HDFS → Shell → SFTP Partner Delivery (Reverse ETL)
- Difficulty: Intermediate
- Tech stack: HDFS, Linux shell, OpenSSH SFTP/SCP, Airflow/cron
- Estimated time: 1-2 hrs
Overview
You’ll pull curated partitions from HDFS to a staging folder, generate CSV/Parquet exports, compress them, and create a checksum/manifest. The script then connects over SSH (key-based) to the partner’s SFTP, uploads with retries, verifies integrity, and moves files to an archive for audit. Date-stamped filenames and idempotent logic prevent duplicates; cron or Airflow schedules the run.
Outcome
- Reliable, auditable SFTP handoffs from the lake to external parties.

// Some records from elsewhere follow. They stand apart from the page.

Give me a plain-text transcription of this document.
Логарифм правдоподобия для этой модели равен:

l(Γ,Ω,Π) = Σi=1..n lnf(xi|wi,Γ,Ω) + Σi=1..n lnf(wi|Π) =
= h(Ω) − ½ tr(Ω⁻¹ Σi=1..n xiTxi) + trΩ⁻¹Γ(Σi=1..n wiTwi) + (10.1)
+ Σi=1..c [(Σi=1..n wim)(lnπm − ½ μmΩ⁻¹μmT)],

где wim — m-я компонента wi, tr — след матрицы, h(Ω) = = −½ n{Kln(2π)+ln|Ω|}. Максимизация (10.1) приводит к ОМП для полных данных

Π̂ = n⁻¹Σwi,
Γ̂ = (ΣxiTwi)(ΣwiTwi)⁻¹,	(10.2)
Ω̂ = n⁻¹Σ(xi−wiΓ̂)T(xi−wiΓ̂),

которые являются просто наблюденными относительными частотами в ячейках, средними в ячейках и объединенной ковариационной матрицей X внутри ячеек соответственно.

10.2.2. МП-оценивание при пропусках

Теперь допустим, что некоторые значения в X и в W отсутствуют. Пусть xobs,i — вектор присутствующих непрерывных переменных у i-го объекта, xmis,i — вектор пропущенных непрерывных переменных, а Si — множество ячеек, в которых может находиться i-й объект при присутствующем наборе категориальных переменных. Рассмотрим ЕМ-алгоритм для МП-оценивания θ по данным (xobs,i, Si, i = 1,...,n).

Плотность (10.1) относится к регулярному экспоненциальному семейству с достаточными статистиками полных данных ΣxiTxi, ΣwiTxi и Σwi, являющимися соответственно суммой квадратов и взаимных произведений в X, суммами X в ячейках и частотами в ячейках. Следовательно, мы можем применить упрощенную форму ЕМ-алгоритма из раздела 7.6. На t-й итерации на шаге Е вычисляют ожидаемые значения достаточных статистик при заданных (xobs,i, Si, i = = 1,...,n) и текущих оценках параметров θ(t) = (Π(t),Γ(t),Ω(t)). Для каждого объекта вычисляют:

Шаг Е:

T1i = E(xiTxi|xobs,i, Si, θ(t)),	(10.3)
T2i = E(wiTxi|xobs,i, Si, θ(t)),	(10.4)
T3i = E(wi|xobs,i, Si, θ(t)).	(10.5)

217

- Integrity & compliance via manifest/checksum + local archive.
- Hands-off runs with SSH keys and cron/Airflow.
What you’ll build
- Shell scripts to select HDFS partitions (`hdfs dfs -get/-copyToLocal`), format CSV/Parquet, and add headers/footers.
- Packaging + compression (`gzip/zip`) and checksum/manifest generator (MD5/SHA256).
- SFTP delivery using OpenSSH `sftp/scp` (or Python Paramiko) with retries and exit-code checks.
- Key management (ssh-keygen, `known_hosts`) and folders: `outbox/`, `sent/`, `archive/`, `error/`.
- Optional: Airflow/cron wrapper + success/failure notification.